Gene Gedman

No. 26
- Position: Running back

Personal information
- Born: January 9, 1932 Duquesne, Pennsylvania, U.S.
- Died: August 19, 1974 (aged 42) Chicago, Illinois, U.S.
- Listed height: 5 ft 11 in (1.80 m)
- Listed weight: 195 lb (88 kg)

Career information
- High school: Duquesne
- College: Indiana (1949–1952)
- NFL draft: 1953: 2nd round, 25th overall pick

Career history

Playing
- Detroit Lions (1953, 1956–1958);

Coaching
- Indianapolis Warriors (1961);

Awards and highlights
- 2× NFL champion (1953, 1957); First-team All-Big Ten (1952);

Career NFL statistics
- Rushing yards: 1,221
- Rushing average: 3.2
- Receptions: 53
- Receiving yards: 504
- Total touchdowns: 21
- Stats at Pro Football Reference

= Gene Gedman =

American football player (1932–1974)

Eugene William Gedman (January 9, 1932 – August 19, 1974) was an American professional football player, a running back for four seasons with the Detroit Lions of the National Football League (NFL), 1953 and 1956 through 1958. The Lions won league titles in 1953 and 1957. He served in the military during the 1954 and 1955 seasons.

==Biography==
Born in Duquesne, Pennsylvania, a suburb southeast of Pittsburgh, Gedman graduated from Duquesne High School in 1949. He played college football at Indiana University in Bloomington, where he was the Hoosiers' captain and most valuable player (twice), and All-Big Ten. He played in the East–West Shrine Game and was selected by the Lions in the second round of the 1953 NFL draft, the fifteenth overall pick.

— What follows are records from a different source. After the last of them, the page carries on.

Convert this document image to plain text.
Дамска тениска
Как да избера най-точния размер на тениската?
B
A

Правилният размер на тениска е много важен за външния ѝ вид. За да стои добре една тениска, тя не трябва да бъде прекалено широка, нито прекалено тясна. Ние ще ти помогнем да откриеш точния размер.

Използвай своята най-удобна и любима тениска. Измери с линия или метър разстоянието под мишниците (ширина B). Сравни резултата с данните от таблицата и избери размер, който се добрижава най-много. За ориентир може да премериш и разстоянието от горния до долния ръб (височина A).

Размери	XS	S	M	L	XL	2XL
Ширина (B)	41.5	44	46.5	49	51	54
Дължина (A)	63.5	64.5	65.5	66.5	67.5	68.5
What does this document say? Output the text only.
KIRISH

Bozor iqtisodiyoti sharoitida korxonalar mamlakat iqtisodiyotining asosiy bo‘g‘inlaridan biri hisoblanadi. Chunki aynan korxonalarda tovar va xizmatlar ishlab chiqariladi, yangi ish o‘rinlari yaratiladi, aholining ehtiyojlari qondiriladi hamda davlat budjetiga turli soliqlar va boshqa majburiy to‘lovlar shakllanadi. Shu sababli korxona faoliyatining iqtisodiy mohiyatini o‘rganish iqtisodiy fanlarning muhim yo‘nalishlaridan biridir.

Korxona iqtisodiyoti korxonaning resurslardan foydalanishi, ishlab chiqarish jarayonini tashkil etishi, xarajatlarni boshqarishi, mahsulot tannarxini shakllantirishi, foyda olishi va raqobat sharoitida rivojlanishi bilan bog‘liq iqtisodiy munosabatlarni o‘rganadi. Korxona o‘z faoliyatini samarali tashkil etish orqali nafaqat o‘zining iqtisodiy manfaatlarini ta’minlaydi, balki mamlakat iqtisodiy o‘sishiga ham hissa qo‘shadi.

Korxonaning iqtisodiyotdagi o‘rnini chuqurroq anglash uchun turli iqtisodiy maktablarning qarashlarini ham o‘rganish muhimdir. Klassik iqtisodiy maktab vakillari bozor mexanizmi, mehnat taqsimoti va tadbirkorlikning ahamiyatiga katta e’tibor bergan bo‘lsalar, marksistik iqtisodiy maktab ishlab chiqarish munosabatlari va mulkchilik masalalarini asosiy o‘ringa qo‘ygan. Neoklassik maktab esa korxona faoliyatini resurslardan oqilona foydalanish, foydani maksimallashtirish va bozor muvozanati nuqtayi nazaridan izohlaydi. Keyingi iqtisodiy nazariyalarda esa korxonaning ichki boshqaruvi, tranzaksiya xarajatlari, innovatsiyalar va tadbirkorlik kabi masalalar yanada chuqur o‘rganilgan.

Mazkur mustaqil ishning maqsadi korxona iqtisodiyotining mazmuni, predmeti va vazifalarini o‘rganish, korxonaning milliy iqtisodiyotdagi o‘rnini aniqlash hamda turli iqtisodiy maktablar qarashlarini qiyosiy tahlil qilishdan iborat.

During his fifth training camp, Gedman was waived by the Lions in mid-September 1959. A few days later he was later withdrawn from waivers and put on the injured list, due to a knee injury from the previous season. In 1963, he won a $15,000 workmen's compensation settlement from the club.

==After football==
In the early 1960s, Gedman coached in the United Football League, at Indianapolis and Grand Rapids, and was a pension administrator for the city of Detroit. He was later a sales manager for a fire extinguisher company in Chicago. Gedman died at home in 1974 of a heart attack at age 42.